Entre outras histórias, ficamos sabendo da saga de Monteiro Lobato como editor, que começa a partir de 1918. Nessa época, havia um sério problema de distribuição dos livros no país e Lobato (gênio!) teve a ideia de propor aos donos de bancas de jornal, papelarias, farmácias e armazéns que aceitassem vender os livros consignados, dessa forma, conseguiria atingir seu público. Não sei se ele era exatamente um excelente escritor (acho a Emília uma chata!), mas era um editor muito empreendedor e merece minha admiração.

Nessa parte do livro, também há um capítulo sobre a aquisição de livros pelo governo e outro sobre o fomento governamental ao livro. Esses capítulos talvez estejam um pouco desatualizados, pois tenho percebido um esforço um pouco maior do governo para incentivar a leitura (como o aumento do número de feiras literárias Brasil afora, por exemplo). Claro que o número de bibliotecas e o acesso ao livro à maioria das pessoas ainda não é uma realidade, mas, aos poucos, talvez chegaremos lá. Só posso dizer que a venda de livros para o governo é bastante burocrática e um tanto obscura. As editoras maiores parecem se beneficiar e enriquecer disso, enquanto as editoras menores e independentes tendem a sumir.

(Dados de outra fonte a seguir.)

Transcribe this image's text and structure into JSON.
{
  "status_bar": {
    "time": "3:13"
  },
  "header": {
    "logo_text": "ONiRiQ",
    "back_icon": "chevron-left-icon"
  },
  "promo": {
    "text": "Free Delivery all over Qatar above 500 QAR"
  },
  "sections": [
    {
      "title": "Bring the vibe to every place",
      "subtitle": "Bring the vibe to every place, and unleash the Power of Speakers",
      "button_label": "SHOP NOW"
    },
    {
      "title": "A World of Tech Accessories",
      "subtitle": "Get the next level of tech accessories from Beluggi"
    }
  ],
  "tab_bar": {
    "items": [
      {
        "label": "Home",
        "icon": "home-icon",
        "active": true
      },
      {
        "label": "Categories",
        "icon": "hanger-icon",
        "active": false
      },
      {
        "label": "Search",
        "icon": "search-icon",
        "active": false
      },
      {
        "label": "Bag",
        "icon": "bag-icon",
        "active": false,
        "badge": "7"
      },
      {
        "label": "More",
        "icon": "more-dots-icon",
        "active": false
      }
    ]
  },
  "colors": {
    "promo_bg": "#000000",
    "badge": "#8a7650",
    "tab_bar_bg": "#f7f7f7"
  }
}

Parte III - Globalização e cultura

Nesta terceira parte, o autor reflete sobre a indústria do livro em escala global e como isso pode afetar a oferta de diversidade de títulos (cada vez mais, as editoras tendem a ser absorvidas por "conglomerados", que, por sua vez, vão querer publicar apenas livros com potencial de vendas).

 O grande problema da cultura de best-sellers é precisamente este: as editoras precisam de livros de grande sucesso e venda rápida. As cadeias de livrarias, pressionadas também por custos, acentuam essa pressão, e o resultado final é a diminuição do espaço nos catálogos editoriais e nas prateleiras das livrarias para autores novos.

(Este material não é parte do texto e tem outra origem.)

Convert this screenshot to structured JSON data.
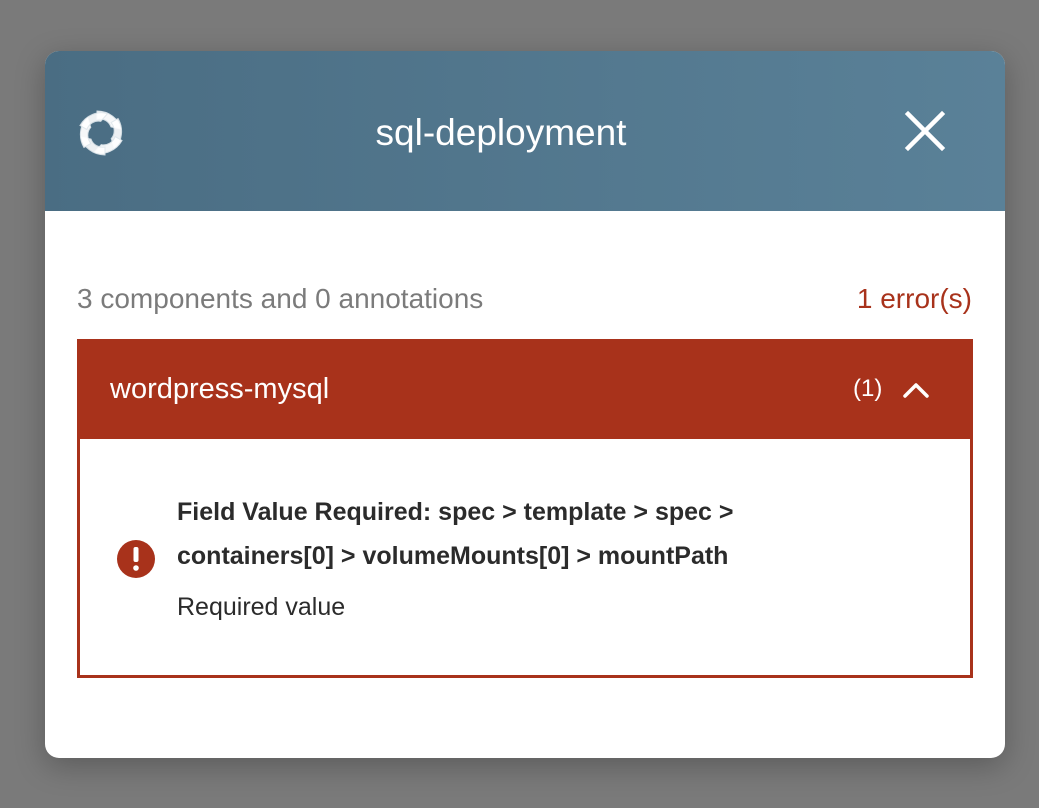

Por último, o autor escreve rapidamente sobre a importância da nossa literatura infantil e sobre sua divulgação no exterior.

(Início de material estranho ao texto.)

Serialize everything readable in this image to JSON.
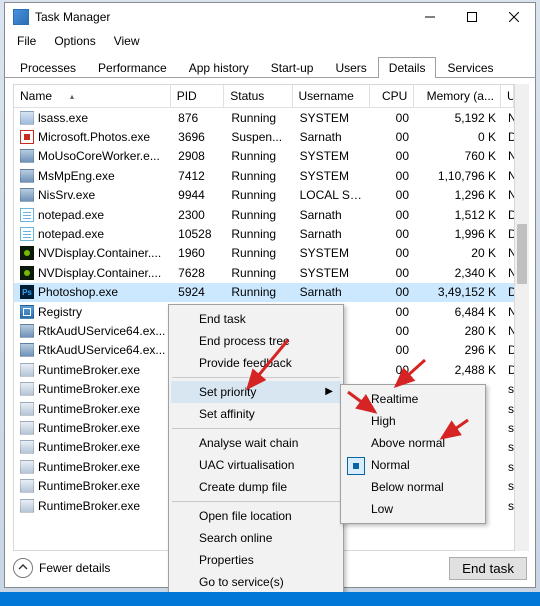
{
  "window": {
    "title": "Task Manager"
  },
  "menubar": [
    "File",
    "Options",
    "View"
  ],
  "tabs": [
    {
      "label": "Processes",
      "active": false
    },
    {
      "label": "Performance",
      "active": false
    },
    {
      "label": "App history",
      "active": false
    },
    {
      "label": "Start-up",
      "active": false
    },
    {
      "label": "Users",
      "active": false
    },
    {
      "label": "Details",
      "active": true
    },
    {
      "label": "Services",
      "active": false
    }
  ],
  "columns": {
    "name": "Name",
    "pid": "PID",
    "status": "Status",
    "user": "Username",
    "cpu": "CPU",
    "mem": "Memory (a...",
    "uac": "UAC vir...",
    "sort": "name",
    "dir": "asc"
  },
  "rows": [
    {
      "icon": "sys",
      "name": "lsass.exe",
      "pid": "876",
      "status": "Running",
      "user": "SYSTEM",
      "cpu": "00",
      "mem": "5,192 K",
      "uac": "Not all..."
    },
    {
      "icon": "photos",
      "name": "Microsoft.Photos.exe",
      "pid": "3696",
      "status": "Suspen...",
      "user": "Sarnath",
      "cpu": "00",
      "mem": "0 K",
      "uac": "Disabled"
    },
    {
      "icon": "svc",
      "name": "MoUsoCoreWorker.e...",
      "pid": "2908",
      "status": "Running",
      "user": "SYSTEM",
      "cpu": "00",
      "mem": "760 K",
      "uac": "Not all..."
    },
    {
      "icon": "svc",
      "name": "MsMpEng.exe",
      "pid": "7412",
      "status": "Running",
      "user": "SYSTEM",
      "cpu": "00",
      "mem": "1,10,796 K",
      "uac": "Not all..."
    },
    {
      "icon": "svc",
      "name": "NisSrv.exe",
      "pid": "9944",
      "status": "Running",
      "user": "LOCAL SE...",
      "cpu": "00",
      "mem": "1,296 K",
      "uac": "Not all..."
    },
    {
      "icon": "note",
      "name": "notepad.exe",
      "pid": "2300",
      "status": "Running",
      "user": "Sarnath",
      "cpu": "00",
      "mem": "1,512 K",
      "uac": "Disabled"
    },
    {
      "icon": "note",
      "name": "notepad.exe",
      "pid": "10528",
      "status": "Running",
      "user": "Sarnath",
      "cpu": "00",
      "mem": "1,996 K",
      "uac": "Disabled"
    },
    {
      "icon": "nv",
      "name": "NVDisplay.Container....",
      "pid": "1960",
      "status": "Running",
      "user": "SYSTEM",
      "cpu": "00",
      "mem": "20 K",
      "uac": "Not all..."
    },
    {
      "icon": "nv",
      "name": "NVDisplay.Container....",
      "pid": "7628",
      "status": "Running",
      "user": "SYSTEM",
      "cpu": "00",
      "mem": "2,340 K",
      "uac": "Not all..."
    },
    {
      "icon": "ps",
      "name": "Photoshop.exe",
      "pid": "5924",
      "status": "Running",
      "user": "Sarnath",
      "cpu": "00",
      "mem": "3,49,152 K",
      "uac": "Disabled",
      "selected": true
    },
    {
      "icon": "reg",
      "name": "Registry",
      "pid": "",
      "status": "",
      "user": "",
      "cpu": "00",
      "mem": "6,484 K",
      "uac": "Not all..."
    },
    {
      "icon": "svc",
      "name": "RtkAudUService64.ex...",
      "pid": "",
      "status": "",
      "user": "",
      "cpu": "00",
      "mem": "280 K",
      "uac": "Not all..."
    },
    {
      "icon": "svc",
      "name": "RtkAudUService64.ex...",
      "pid": "",
      "status": "",
      "user": "",
      "cpu": "00",
      "mem": "296 K",
      "uac": "Disabled"
    },
    {
      "icon": "rt",
      "name": "RuntimeBroker.exe",
      "pid": "",
      "status": "",
      "user": "",
      "cpu": "00",
      "mem": "2,488 K",
      "uac": "Disabled"
    },
    {
      "icon": "rt",
      "name": "RuntimeBroker.exe",
      "pid": "",
      "status": "",
      "user": "",
      "cpu": "",
      "mem": "",
      "uac": "sabled"
    },
    {
      "icon": "rt",
      "name": "RuntimeBroker.exe",
      "pid": "",
      "status": "",
      "user": "",
      "cpu": "",
      "mem": "",
      "uac": "sabled"
    },
    {
      "icon": "rt",
      "name": "RuntimeBroker.exe",
      "pid": "",
      "status": "",
      "user": "",
      "cpu": "",
      "mem": "",
      "uac": "sabled"
    },
    {
      "icon": "rt",
      "name": "RuntimeBroker.exe",
      "pid": "",
      "status": "",
      "user": "",
      "cpu": "",
      "mem": "",
      "uac": "sabled"
    },
    {
      "icon": "rt",
      "name": "RuntimeBroker.exe",
      "pid": "",
      "status": "",
      "user": "",
      "cpu": "",
      "mem": "",
      "uac": "sabled"
    },
    {
      "icon": "rt",
      "name": "RuntimeBroker.exe",
      "pid": "",
      "status": "",
      "user": "",
      "cpu": "",
      "mem": "",
      "uac": "sabled"
    },
    {
      "icon": "rt",
      "name": "RuntimeBroker.exe",
      "pid": "",
      "status": "",
      "user": "",
      "cpu": "",
      "mem": "",
      "uac": "sabled"
    }
  ],
  "context_menu": [
    {
      "label": "End task"
    },
    {
      "label": "End process tree"
    },
    {
      "label": "Provide feedback"
    },
    {
      "sep": true
    },
    {
      "label": "Set priority",
      "sub": true,
      "hover": true
    },
    {
      "label": "Set affinity"
    },
    {
      "sep": true
    },
    {
      "label": "Analyse wait chain"
    },
    {
      "label": "UAC virtualisation"
    },
    {
      "label": "Create dump file"
    },
    {
      "sep": true
    },
    {
      "label": "Open file location"
    },
    {
      "label": "Search online"
    },
    {
      "label": "Properties"
    },
    {
      "label": "Go to service(s)"
    }
  ],
  "priority_submenu": [
    {
      "label": "Realtime"
    },
    {
      "label": "High"
    },
    {
      "label": "Above normal"
    },
    {
      "label": "Normal",
      "checked": true
    },
    {
      "label": "Below normal"
    },
    {
      "label": "Low"
    }
  ],
  "bottom": {
    "fewer": "Fewer details",
    "endtask": "End task"
  },
  "ps_icon_text": "Ps"
}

Além de ser um livro bastante informativo, me fez refletir sobre a questão que o autor propõe já no título: O Brasil pode ser um país de leitores? 

Concluo que, sim, o Brasil pode ser um país de leitores, apesar da concorrência com TV, computador, tablets, celulares, videogame. No entanto, penso que algumas políticas que vêm sendo adotas precisam ser reforçadas ou alteradas:

1. construção de mais bibliotecas, principalmente em cidades do interior (em teoria, o governo já está ciente disso e trabalhando nisso, mas, na prática, não sei o que vem sendo feito);

2. criação de programas de incentivo à leitura desde a 1ª série do ensino básico, desde que a criança é alfabetizada (seja como matéria obrigatória ou como ciclos de leitura) e preparação de profissionais específicos para essa função;

3. incentivo fiscal para empresários que tenham interesse em abrir livrarias em locais em que elas não existem;

4. promoção do livro como uma forma interessante de entretenimento em bibliotecas e centros culturais;

5. incentivo/patrocínio a autores para divulgação de suas obras ou de literatura em geral em determinados locais, por meio de palestras e bate-papos;

6. incentivo a novos autores nacionais por meio de oficinas literárias e cursos de aprimoramento da escrita - isso eu acho importante para que as crianças não cresçam com a noção de que "livros nacionais não prestam" (revisando alguns livros, às vezes também fico com essa impressão, mas sei que também temos escritores excelentes) e se tornem leitores apenas de literatura estrangeira.


Biografia do autor retirada de seu blogue O Xis do Problema:

Felipe Lindoso é jornalista, tradutor, editor e consultor de políticas públicas para o livro e leitura. Foi sócio da Editora Marco Zero, Diretor da Câmara Brasileira do Livro e consultor do CERLALC – Centro Regional para o Livro na América Latina e Caribe, órgão da UNESCO.